2H11 specifically recognized the recombinant PRRSV expressing pK205R. (A) The schematic representation of recombinant PRRSV virus expressing ASFV pK205R construction. (B, C) CPE and plaque morphology investigation. MARC-145 cells were infected with vA-ASFV-K205R and vHuN4-F112 (MOI = 0.001). The mock control represented non-infected MARC-145 cells. The MARC-145 cells were monitored or stained with crystal violet at 3 days post-infection. (D, E) Growth characteristics of vA-ASFV-K205R and vHuN4-F112 were evaluated in MARC-145 cells (D) and PAMs (E). (F) MARC-145 cells were infected by vA-ASFV-K205R and vHuN4-F112. WB analysis of cell lysates using an anti-N and anti-pK205R antibody. (G, H) IFA against the N protein or pK205R in MARC-145 cells (G) and PAMs (H) at 36 hpi with vA-ASFV-K205R and vHuN4-F112 (MOI = 0.1).
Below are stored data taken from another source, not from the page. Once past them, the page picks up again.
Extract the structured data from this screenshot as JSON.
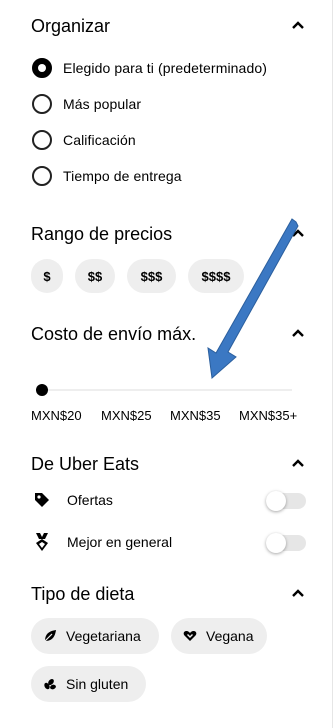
{
  "sort": {
    "title": "Organizar",
    "options": [
      {
        "label": "Elegido para ti (predeterminado)",
        "selected": true
      },
      {
        "label": "Más popular",
        "selected": false
      },
      {
        "label": "Calificación",
        "selected": false
      },
      {
        "label": "Tiempo de entrega",
        "selected": false
      }
    ]
  },
  "price": {
    "title": "Rango de precios",
    "chips": [
      "$",
      "$$",
      "$$$",
      "$$$$"
    ]
  },
  "delivery": {
    "title": "Costo de envío máx.",
    "ticks": [
      "MXN$20",
      "MXN$25",
      "MXN$35",
      "MXN$35+"
    ],
    "selected_index": 0
  },
  "uber": {
    "title": "De Uber Eats",
    "items": [
      {
        "label": "Ofertas",
        "icon": "tag-icon",
        "enabled": false
      },
      {
        "label": "Mejor en general",
        "icon": "medal-icon",
        "enabled": false
      }
    ]
  },
  "diet": {
    "title": "Tipo de dieta",
    "chips": [
      {
        "label": "Vegetariana",
        "icon": "leaf-icon"
      },
      {
        "label": "Vegana",
        "icon": "heart-icon"
      },
      {
        "label": "Sin gluten",
        "icon": "grain-icon"
      }
    ]
  },
  "annotation": {
    "color": "#3b78c3",
    "icon": "arrow-annotation"
  }
}
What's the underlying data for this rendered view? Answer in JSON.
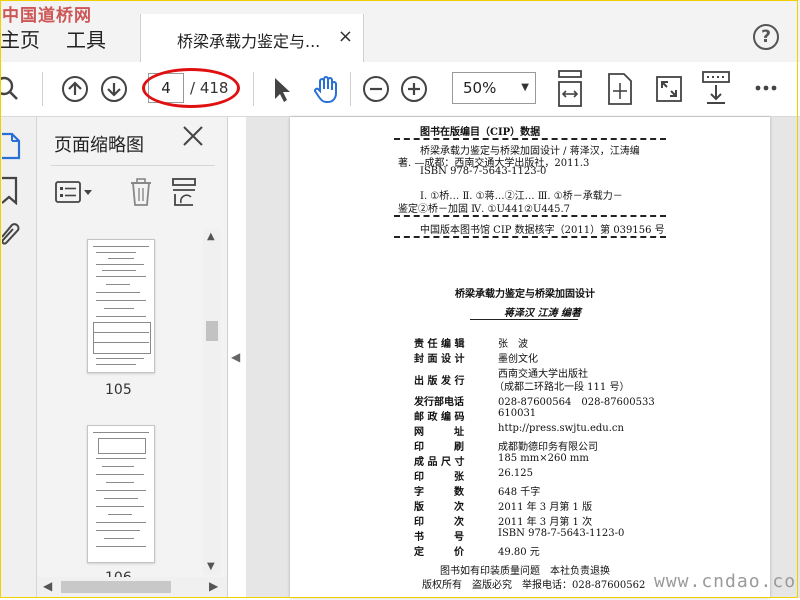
{
  "watermark_top": "中国道桥网",
  "watermark_bottom": "www.cndao.co",
  "menu": {
    "home": "主页",
    "tools": "工具"
  },
  "tab": {
    "title": "桥梁承载力鉴定与...",
    "close": "×"
  },
  "help": "?",
  "toolbar": {
    "current_page": "4",
    "total_pages": "/ 418",
    "zoom": "50%"
  },
  "panel": {
    "title": "页面缩略图",
    "thumbs": [
      {
        "label": "105"
      },
      {
        "label": "106"
      }
    ]
  },
  "doc": {
    "cip_header": "图书在版编目（CIP）数据",
    "cip_line1": "桥梁承载力鉴定与桥梁加固设计 / 蒋泽汉，江涛编",
    "cip_line2": "著. —成都：西南交通大学出版社，2011.3",
    "cip_line3": "ISBN 978-7-5643-1123-0",
    "cip_line4": "Ⅰ. ①桥…  Ⅱ. ①蒋…②江…  Ⅲ. ①桥－承载力－",
    "cip_line5": "鉴定②桥－加固  Ⅳ. ①U441②U445.7",
    "cip_number": "中国版本图书馆 CIP 数据核字（2011）第 039156 号",
    "book_title": "桥梁承载力鉴定与桥梁加固设计",
    "book_authors": "蒋泽汉   江涛   编著",
    "rows": [
      {
        "label": "责 任 编 辑",
        "value": "张　波"
      },
      {
        "label": "封 面 设 计",
        "value": "墨创文化"
      },
      {
        "label": "出 版 发 行",
        "value": "西南交通大学出版社",
        "value2": "（成都二环路北一段 111 号）"
      },
      {
        "label": "发行部电话",
        "value": "028-87600564　028-87600533"
      },
      {
        "label": "邮 政 编 码",
        "value": "610031"
      },
      {
        "label": "网　　　址",
        "value": "http://press.swjtu.edu.cn"
      },
      {
        "label": "印　　　刷",
        "value": "成都勤德印务有限公司"
      },
      {
        "label": "成 品 尺 寸",
        "value": "185 mm×260 mm"
      },
      {
        "label": "印　　　张",
        "value": "26.125"
      },
      {
        "label": "字　　　数",
        "value": "648 千字"
      },
      {
        "label": "版　　　次",
        "value": "2011 年 3 月第 1 版"
      },
      {
        "label": "印　　　次",
        "value": "2011 年 3 月第 1 次"
      },
      {
        "label": "书　　　号",
        "value": "ISBN 978-7-5643-1123-0"
      },
      {
        "label": "定　　　价",
        "value": "49.80 元"
      }
    ],
    "footer1": "图书如有印装质量问题　本社负责退换",
    "footer2": "版权所有　盗版必究　举报电话：028-87600562"
  }
}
Scale bar = 100 μm.

Figure 6

MARC-145 cells were infected by the recombinant virus vA-ASFV-K205R (P5, P10, P15, and P20 viral stocks). Cell culture supernatants were collected at 48 h post infection. (A) Sequence alignments to show the genetic stability of ASFV K205R gene (P5, P10, P15, and P20 viral stocks). The sequences of foreign gene were displayed in blue color. (B) The copy levels of K205R gene were detected in the recombinant PRRSVs (P5, P10, P15, and P20 viral stocks) by RT-qPCR. Data are presented as the mean ± standard deviation of three independent experiments. Statistical significance was analyzed using t-tests. ns, not significant. (C) The pK205R expression in the recombinant PRRSVs (P5, P10, P15 and P20 viral stocks) was detected using 2H11 by IFA.

Figure 7

The indirect ELISA method against pK205R efficiently detected clinical samples and recombinant PRRSV virus expressing ASFV antigen. (A) Sensitivity testing of the ELISA method and the commercial ELISA kit using positive sera of ASFV. (B) Specificity testing of the method using CSFV, PRV, PRRSV, PEDV, FMDV, PCV2 and ASFV sera samples. (C) The PRRSV-specific humoral immune response was assessed by the S/P value identified from serum samples collected at the indicated time points from piglets in vA-ASFV-K205R, vHuN4-F112, and mock groups. (D) pK205R-specific serum antibodies of the three groups were tested using the indirect ELISA method.